Discours sur la première décade de Tite-Live/Livre premier/Chapitre 45
Discours sur la première décade de Tite-Live, Texte établi par Ch. Louandre, Charpentier, (p. 249-251).
CHAPITRE XLV.
Cet accord arrêté, et Rome rétablie dans son ancienne constitution, Virginius cita Appius devant le peuple pour y défendre sa cause. Il comparut accompagné d’une foule de nobles. Virginius ordonna qu’on le mît en prison. Appius commença à jeter des cris et à en appeler au peuple : Virginius prétend qu’il n’est pas digne d’avoir recours à cet appel qu’il a lui-même détruit, et d’obtenir pour défenseur ce peuple qu’il a si cruellement offensé. Appius répond à son tour qu’on ne doit pas violer cet appel, dont on a rétabli l’usage avec un si vif empressement. Cependant il fut mis en prison, et, avant le jour du jugement, il se tua lui-même. Quoique les crimes d’Appius méritassent les plus grands supplices, ce n’en était pas moins porter atteinte à la liberté que de violer les lois à son égard, et particulièrement celle qui venait d’être établie ; car le plus funeste exemple qu’on puisse, à mon avis, donner dans un État, c’est de créer une loi et de ne point l’observer, surtout quand elle est violée par ceux qui l’ont faite.
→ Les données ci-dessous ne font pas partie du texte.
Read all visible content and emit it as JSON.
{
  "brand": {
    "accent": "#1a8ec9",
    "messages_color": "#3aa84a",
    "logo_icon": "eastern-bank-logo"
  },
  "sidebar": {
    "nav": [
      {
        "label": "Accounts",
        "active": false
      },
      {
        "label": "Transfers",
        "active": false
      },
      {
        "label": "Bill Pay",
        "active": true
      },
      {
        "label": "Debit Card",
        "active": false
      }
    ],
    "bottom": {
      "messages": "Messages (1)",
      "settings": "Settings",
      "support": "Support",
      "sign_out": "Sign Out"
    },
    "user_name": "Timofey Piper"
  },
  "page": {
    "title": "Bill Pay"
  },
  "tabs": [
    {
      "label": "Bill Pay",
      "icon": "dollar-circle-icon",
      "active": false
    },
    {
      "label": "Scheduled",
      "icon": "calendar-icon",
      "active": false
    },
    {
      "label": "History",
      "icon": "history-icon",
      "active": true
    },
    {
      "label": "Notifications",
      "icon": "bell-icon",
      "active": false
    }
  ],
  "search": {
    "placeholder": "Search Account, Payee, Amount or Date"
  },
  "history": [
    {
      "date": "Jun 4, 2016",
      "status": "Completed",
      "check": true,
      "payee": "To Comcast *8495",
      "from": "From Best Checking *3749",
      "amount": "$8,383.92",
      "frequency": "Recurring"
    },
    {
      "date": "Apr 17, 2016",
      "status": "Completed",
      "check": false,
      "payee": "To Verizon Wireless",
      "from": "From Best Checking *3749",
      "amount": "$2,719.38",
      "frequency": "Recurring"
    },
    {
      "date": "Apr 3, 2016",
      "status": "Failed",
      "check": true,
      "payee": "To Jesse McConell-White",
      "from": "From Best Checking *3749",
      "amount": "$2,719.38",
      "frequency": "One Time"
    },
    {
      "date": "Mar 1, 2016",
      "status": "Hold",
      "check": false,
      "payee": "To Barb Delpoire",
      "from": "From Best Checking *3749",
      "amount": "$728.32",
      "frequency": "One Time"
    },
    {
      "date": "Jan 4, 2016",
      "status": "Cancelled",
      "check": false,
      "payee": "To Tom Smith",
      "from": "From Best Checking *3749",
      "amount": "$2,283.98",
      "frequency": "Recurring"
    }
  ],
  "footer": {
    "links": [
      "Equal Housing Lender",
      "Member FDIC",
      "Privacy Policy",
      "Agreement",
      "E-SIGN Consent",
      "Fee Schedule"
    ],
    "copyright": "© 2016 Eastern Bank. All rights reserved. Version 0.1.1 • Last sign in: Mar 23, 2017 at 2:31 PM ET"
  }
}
Après l’année 1494, la république de Florence avait réformé son gouvernement par l’influence du frère Jérôme Savonarola, homme dont les écrits témoignent la science, la sagesse et la vertu. Parmi les règlements établis pour assurer la liberté des citoyens, il y avait une loi qui permettait d’appeler au peuple de tous les jugements rendus pour crime d’État par le conseil des huit ou par la seigneurie. Cette loi, que Savonarola avait conseillée longtemps et qu’il n’obtint qu’avec difficulté, était à peine confirmée, que cinq citoyens furent mis à mort par la seigneurie pour attentat contre la sûreté de l’État, ils voulurent former appel ; mais on ne le permit pas, et la loi fut violée. Cet événement, plus qu’aucun autre, diminua le crédit du frère Jérôme. S’il regardait l’appel comme utile, il devait faire observer la loi ; s’il lui paraissait inutile, il ne devait pas employer tant d’efforts pour la faire passer.
On fut d’autant plus frappé de cet événement, que, dans toutes les prédications que fit Savonarola après qu’on eut violé la loi, on ne l’entendit jamais ni blâmer ni excuser ceux qui l’avaient ainsi foulée aux pieds, parce qu’il ne voulait pas désapprouver une chose qui tournait à son avantage et qu’il ne pouvait excuser. C’est ainsi qu’il dévoila son caractère factieux et l’ambition de son âme, qu’il perdit tout son crédit, et s’attira le blâme général.
Rien encore n’est plus funeste dans un État que de réveiller chaque jour, dans le cœur des citoyens, de nouveaux ressentiments par des outrages prodigués sans cesse à tels ou tels d’entre eux, ainsi qu’il arriva dans Rome après le décemvirat. En effet, tous les décemvirs, ainsi qu’un grand nombre d’autres citoyens, furent, en divers temps, accusés et condamnés. L’épouvante était universelle parmi les nobles, qui ne voyaient de terme à ces condamnations que la destruction de toute la noblesse. Il en serait résulté pour la république les inconvénients les plus désastreux, si le tribun Marcus Duellius n’y eût mis un terme par un édit qui interdisait, pendant un an, à qui que ce fût, la faculté de citer ou d’accuser aucun citoyen romain, ce qui rendit aux nobles toute leur sécurité.
On voit par cet exemple combien il est dangereux pour une république ou pour un prince de tenir l’esprit des citoyens dans les terreurs continuelles, en faisant planer sans cesse sur eux les outrages et les supplices. Rien de plus dangereux qu’une pareille conduite ; car les hommes qui commencent à trembler pour eux-mêmes se précautionnent à tout prix contre les dangers ; leur audace s’accroît, et bientôt rien ne les arrête dans leurs tentatives.
Il est donc nécessaire ou de n’offenser personne, ou de satisfaire à la fois tous ses ressentiments, puis de rassurer les citoyens, et de leur rendre la confiance et la tranquillité.